Clara López, a mother of two, said her life changed the day she finally got health insurance.
Originally from the Dominican Republic, López obtained health insurance in 2006 – the year healthcare reform was passed in Massachusetts.
“It’s definitely a huge relief,” she said. “It gives me a sense of peace knowing that if I get sick, I’m covered.”
López received help from Health Care For All, a non-profit organization that was one of the biggest proponents pushing for passage of the law. Among other benefits, she said the group's Spanish help line was indispensable to her getting coverage. She subsequently referred at least four people to it.
That experience is just one example of what researchers found in a study on Latinos and health insurance coverage in Massachusetts. The study revealed that more Latinos in Massachusetts have health insurance and a primary care physician as a result of healthcare reform, but that certain disparities, particularly between English and Spanish-language dominant Latinos, still exist.
Conducted by the Boston-based JSI Research and Training Institute, the study, published in August, also found that community-based organizations play a key role in Latinos being able to apply for and maintain health insurance coverage.

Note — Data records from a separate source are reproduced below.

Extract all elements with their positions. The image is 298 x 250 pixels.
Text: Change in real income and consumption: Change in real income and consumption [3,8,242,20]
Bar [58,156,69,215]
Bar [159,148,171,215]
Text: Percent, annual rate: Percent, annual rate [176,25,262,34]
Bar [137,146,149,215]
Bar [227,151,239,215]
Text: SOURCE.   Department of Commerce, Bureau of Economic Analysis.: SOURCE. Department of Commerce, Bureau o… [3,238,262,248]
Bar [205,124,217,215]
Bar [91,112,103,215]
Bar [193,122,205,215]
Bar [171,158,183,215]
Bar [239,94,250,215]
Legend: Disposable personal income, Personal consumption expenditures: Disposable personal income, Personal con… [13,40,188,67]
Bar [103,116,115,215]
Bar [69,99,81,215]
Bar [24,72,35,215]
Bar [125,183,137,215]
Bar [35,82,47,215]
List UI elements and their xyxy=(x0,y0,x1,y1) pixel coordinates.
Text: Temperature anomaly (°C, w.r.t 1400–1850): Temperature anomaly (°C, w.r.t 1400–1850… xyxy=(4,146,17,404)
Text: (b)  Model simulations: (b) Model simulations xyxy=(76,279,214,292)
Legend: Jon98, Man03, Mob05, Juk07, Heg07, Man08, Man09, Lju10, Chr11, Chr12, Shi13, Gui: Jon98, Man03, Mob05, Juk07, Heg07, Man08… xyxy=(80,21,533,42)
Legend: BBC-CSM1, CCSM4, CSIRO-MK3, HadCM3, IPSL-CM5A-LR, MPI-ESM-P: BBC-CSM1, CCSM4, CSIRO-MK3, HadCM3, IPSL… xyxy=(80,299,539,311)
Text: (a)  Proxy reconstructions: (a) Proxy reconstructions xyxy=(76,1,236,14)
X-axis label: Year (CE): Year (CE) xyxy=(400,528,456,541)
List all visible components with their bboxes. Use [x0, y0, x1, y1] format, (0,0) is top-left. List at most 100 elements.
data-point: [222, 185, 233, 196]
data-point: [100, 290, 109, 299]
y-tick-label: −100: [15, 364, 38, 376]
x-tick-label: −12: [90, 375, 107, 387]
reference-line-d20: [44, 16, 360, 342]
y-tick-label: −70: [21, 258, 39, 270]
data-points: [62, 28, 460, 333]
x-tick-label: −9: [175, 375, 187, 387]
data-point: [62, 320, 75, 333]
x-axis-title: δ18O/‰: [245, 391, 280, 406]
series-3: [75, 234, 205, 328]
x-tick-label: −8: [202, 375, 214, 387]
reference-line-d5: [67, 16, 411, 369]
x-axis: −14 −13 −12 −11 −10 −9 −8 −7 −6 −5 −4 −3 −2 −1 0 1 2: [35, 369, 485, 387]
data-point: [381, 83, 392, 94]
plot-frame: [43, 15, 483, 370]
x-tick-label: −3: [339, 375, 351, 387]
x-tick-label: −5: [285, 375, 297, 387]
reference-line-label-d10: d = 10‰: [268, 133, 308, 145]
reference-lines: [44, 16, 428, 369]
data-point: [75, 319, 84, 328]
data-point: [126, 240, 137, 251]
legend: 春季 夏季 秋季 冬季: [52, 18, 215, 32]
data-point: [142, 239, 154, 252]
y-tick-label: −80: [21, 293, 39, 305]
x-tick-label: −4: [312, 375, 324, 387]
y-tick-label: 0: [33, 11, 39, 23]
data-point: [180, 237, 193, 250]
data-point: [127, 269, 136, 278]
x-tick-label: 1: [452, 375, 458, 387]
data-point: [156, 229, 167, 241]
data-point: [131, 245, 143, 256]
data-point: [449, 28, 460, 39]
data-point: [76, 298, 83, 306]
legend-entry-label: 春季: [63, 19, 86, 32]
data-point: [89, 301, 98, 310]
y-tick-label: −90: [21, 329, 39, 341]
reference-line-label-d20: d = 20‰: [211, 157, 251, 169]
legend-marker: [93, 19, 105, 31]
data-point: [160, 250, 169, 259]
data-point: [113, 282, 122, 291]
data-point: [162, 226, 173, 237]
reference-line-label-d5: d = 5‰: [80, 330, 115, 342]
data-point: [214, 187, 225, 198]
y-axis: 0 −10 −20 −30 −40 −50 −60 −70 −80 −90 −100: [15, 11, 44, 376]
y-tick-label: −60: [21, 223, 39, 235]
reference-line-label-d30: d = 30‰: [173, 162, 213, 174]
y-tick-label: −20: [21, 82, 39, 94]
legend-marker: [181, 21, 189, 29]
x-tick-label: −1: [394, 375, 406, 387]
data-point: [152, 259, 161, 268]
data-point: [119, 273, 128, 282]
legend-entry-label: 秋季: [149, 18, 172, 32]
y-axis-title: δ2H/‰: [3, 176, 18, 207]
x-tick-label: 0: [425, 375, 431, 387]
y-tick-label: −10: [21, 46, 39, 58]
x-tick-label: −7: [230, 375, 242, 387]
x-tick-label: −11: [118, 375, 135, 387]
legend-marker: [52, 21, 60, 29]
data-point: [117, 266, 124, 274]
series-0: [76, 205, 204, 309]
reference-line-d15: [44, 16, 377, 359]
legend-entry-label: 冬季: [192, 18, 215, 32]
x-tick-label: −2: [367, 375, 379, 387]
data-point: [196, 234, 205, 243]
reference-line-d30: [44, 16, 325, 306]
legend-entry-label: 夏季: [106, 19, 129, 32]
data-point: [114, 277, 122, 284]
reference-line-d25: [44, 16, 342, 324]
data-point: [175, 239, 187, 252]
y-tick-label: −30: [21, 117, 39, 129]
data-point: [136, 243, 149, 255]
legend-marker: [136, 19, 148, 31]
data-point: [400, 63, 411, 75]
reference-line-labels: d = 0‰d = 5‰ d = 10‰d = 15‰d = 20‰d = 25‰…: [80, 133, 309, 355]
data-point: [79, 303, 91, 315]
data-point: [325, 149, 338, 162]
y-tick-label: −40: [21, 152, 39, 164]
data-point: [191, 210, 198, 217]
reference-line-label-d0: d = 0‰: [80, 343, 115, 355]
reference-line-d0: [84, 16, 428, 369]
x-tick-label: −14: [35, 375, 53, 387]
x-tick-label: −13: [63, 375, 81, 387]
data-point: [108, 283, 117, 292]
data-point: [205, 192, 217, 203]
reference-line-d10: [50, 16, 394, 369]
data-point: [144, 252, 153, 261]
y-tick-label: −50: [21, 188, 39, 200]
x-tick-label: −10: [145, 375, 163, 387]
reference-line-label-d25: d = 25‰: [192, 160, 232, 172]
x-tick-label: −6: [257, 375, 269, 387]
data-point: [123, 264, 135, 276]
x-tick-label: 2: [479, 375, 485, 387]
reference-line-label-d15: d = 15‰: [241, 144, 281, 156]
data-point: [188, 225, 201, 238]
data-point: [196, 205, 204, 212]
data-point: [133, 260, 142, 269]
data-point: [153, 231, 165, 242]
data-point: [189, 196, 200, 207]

“I think the study very much illustrated the glass half-full, half-empty approach to health reform in Massachusetts and I think it extends to the federal level,” said Brian Rosman, director of research at Health Care for All and one of the study’s co-authors.
“For the Latino community, they have been the biggest winners under healthcare reform," he added. "It’s been greater for Latinos than any other group, and that is because they start off at the worst place.”
According to a Gallup poll, 38.9 percent of Latinos nationwide were without health coverage in 2010, down from 39.9 percent without coverage in 2009. The JSI study reported that in Massachusetts, among all ethnic groups, health insurance coverage increased after healthcare reform, from 88.3 percent in 2005 to 93.9 percent in 2009.
But the increase among Latinos – the state’s largest minority group – was more than double that experienced by non-Hispanic whites.
Latinos tend to be more uninsured than other groups because they typically work for industries that don’t provide healthcare benefits, are generally younger and take more chances, said Dharma E. Cortés, a co-author of the JSI study and senior research associate at The Mauricio Gastón Institute for Latino Community Development and Public Policy based at the University of Massachusetts Boston.
The JSI study relied on data from a 2009 telephone survey called the Massachusetts Behavioral Risk Factor survey, on interviews and focus groups, and on data from a study on Latinos and healthcare reform done by Cortés.
It did not include the immigration status of the participants; healthcare reform does not include coverage for the undocumented.
To that end, the JSI study also found that Latinos felt intimidated by the healthcare enrollment process.
“A lot of people didn’t know where they could go to see what their options were and it seemed to me from my interviews that a lot of people would not read the fine print,” Cortés said.
And that’s where the community-based organizations step in, said the study’s authors.
Rosman said the Massachusetts model could work nationwide by, among other things, focusing on funding community-based groups that in many ways serve as a lifeline for Latinos and others to get coverage.
But the state’s funding for outreach groups was eliminated for the fiscal year beginning July 1 and is slated to expire at the end of December.
“We think this would be a huge blow and from the Latino enrollment point of view would put us behind,” Rosman said.
There are other programs, such as the Latino Health Insurance Program, or LHIP, that rely on private funding and personal donations. Milagros Abreu, its director and founder, said that since her program started in 2006, it has helped enroll 5,000 people in health insurance coverage.
Despite the program’s success, there are still many Latinos who do not have coverage mainly due to a lack of information, Abreu said. Those looking to implement national healthcare reform should look beyond just providing insurance coverage.
“One of the areas that needs to be worked on is access to primary care and the management of chronic illness,” she said. “We can’t just limit coverage to the emergency room.”
For people like López, the main issue lies in educating Latinos on what their options are.
“The key is to help guide Latinos,” she said. “They are uninformed because of the language, because of fear, and because they don’t know the system.”